Friday, January 28, 2011

Confucius Analect of the Week, January 27, 2011

U pluribus unum.  Out of many, one.  That inscription appears on the Great Seal of the United States.

Lately that motto has given way to “diversity” on college campuses, the media, entertainment, government, and business.  Each of the many is more important in its own right, rather than as part of a whole.

China is different.  The Han people constitute 90% of its population, the rest a collection of small tribes and indigenous groups.  Chinese are proud, cultured people.

This sentiment, the sense of high culture, appears in the Analects, Chapter III, Verse 5.

James R. Ware:  “China without a recognized leader is preferable to foreigners with all their leaders.”

James Legge:  “The Master said, “The rude tribes of the east and north have their princes, and are not like the States of our great land which are without them.”

Confucius.org: Confucius said,  “Even with lords, the Yi and the Ti cannot be compared to the Hsia without lords.”

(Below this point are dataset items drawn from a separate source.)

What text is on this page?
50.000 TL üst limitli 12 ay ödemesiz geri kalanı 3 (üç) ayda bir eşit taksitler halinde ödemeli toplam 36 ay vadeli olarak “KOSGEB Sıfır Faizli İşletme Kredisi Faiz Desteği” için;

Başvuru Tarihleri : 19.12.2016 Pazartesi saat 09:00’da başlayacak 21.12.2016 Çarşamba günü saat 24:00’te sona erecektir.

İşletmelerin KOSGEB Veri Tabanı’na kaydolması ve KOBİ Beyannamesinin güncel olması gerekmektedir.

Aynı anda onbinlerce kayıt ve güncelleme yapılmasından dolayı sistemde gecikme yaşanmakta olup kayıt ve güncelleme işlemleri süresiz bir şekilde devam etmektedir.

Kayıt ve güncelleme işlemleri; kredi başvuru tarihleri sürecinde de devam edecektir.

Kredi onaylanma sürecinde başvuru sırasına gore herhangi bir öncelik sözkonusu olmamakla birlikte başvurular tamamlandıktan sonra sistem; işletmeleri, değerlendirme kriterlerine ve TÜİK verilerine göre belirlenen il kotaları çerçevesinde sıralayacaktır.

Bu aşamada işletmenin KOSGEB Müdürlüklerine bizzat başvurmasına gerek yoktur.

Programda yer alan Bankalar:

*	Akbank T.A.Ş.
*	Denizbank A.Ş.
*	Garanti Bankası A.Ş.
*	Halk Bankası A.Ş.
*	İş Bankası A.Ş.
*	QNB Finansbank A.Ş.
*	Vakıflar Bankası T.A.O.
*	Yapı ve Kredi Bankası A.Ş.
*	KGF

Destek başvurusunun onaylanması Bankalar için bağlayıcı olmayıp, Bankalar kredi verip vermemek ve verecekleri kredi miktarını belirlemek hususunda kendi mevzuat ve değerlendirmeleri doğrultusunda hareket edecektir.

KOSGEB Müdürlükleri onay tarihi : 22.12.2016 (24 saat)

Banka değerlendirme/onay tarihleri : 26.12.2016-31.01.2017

A. Charles Muller: Confucius said:   “The tribes of the East and North (Koreans and Mongolians), though having kings, are not equal to our people, even when lacking kings.”

Order and stability are the hallmarks of Confucianism.  Yet without a lord to impose order, Chinese civilization is superior to those of other peoples with lords, princes, or kings.

I’ve run this analect by many Chinese visitors at Stanford and almost all concur in the interpretation of the superiority of Chinese culture.